New insights into signal transduction pathways in adrenal steroidogenesis: role of mitochondrial fusion, lipid mediators, and MAPK phosphatases

Abstract

Hormone-receptor signal transduction has been extensively studied in adrenal gland. Zona glomerulosa and fasciculata cells are responsible for glucocorticoid and mineralocorticoid synthesis by adrenocorticotropin (ACTH) and angiotensin II (Ang II) stimulation, respectively. Since the rate-limiting step in steroidogenesis occurs in the mitochondria, these organelles are key players in the process. The maintenance of functional mitochondria depends on mitochondrial dynamics, which involves at least two opposite events, i.e., mitochondrial fusion and fission. This review presents state-of-the-art data on the role of mitochondrial fusion proteins, such as mitofusin 2 (Mfn2) and optic atrophy 1 (OPA1), in Ang II-stimulated steroidogenesis in adrenocortical cells. Both proteins are upregulated by Ang II, and Mfn2 is strictly necessary for adrenal steroid synthesis. The signaling cascades of steroidogenic hormones involve an increase in several lipidic metabolites such as arachidonic acid (AA). In turn, AA metabolization renders several eicosanoids released to the extracellular medium able to bind membrane receptors.
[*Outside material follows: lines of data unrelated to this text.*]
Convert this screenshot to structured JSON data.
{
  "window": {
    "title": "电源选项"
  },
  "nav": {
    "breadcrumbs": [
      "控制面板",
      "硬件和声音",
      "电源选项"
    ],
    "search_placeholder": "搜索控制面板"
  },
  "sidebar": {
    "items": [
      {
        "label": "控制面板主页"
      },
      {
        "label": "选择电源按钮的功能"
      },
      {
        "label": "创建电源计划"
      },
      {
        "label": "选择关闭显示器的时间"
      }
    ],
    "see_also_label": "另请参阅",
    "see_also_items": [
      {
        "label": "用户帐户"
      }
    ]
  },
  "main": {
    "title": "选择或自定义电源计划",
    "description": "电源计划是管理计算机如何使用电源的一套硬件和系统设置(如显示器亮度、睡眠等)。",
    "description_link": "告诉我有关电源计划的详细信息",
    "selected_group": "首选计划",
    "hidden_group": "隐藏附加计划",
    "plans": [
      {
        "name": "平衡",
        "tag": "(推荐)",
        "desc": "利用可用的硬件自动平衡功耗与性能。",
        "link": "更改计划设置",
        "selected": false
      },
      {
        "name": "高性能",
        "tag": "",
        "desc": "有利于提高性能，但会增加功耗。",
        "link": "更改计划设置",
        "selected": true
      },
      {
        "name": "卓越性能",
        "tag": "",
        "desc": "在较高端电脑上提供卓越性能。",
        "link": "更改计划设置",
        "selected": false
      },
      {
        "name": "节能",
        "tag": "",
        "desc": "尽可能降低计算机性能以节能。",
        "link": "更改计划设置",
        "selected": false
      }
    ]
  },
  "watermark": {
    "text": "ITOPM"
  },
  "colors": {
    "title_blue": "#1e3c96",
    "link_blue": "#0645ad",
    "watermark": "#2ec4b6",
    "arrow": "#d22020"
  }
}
This report discusses OXER1, an oxoeicosanoid receptor which has recently arisen as a novel participant in adrenocortical hormone-stimulated steroidogenesis through its activation by AA-derived 5-oxo-ETE. This work also intends to broaden knowledge of phospho/dephosphorylation relevance in adrenocortical cells, particularly MAP kinase phosphatases (MKPs) role in steroidogenesis. At least three MKPs participate in steroid production and processes such as the cellular cycle, either directly or by means of MAP kinase regulation. To sum up, this review discusses the emerging role of mitochondrial fusion proteins, OXER1 and MKPs in the regulation of steroid synthesis in adrenal cortex cells.

Keywords: MKP-3; OXER1; adrenocortical cells; mitochondrial fusion; mitofusin 2; oxoeicosanoids; protein kinases; steroidogenesis.

Figure 1

Scheme of the signal transduction pathways triggered by Ang II and OXER1 in adrenocortical cells. Ang II interacts with the AT1R and promotes the activity of PLC which leads to the activation of members of the PKC superfamily, particularly PKCα, ε and δ. Ang II favors the increase in Mfn2 expression, driving mitochondrial fusion. This event enables mitochondrial activation of MEK and ERK and proper localization of StAR, to achieve full steroid production. In line, Drp1 decreases in mitochondria, leaning the balance toward mitochondrial fusion. Through an ACSL4/AA- dependent mechanism, Ang II promotes an increase in oxoeicosanoids. These compounds may activate, in an autocrine and paracrine way, OXER1 on the cell membrane. Signal transduction involves ERK1/2 and p38 phosphorylation dependent on PKCε and δ, and a further increase in StAR expression, steroid synthesis, and cell migration. Simultaneously, activated AT1R by Ang II leads to ERK and FOXO1 phosphorylation and an increase in MKP-3 levels. Later, MKP-3 dephosphorylates p-ERK and p-FOXO1 to promote FOXO1 nuclear translocation and its subsequent activation of p21 protein expression. Dashed and solid arrows indicate indirect and direct activation, respectively.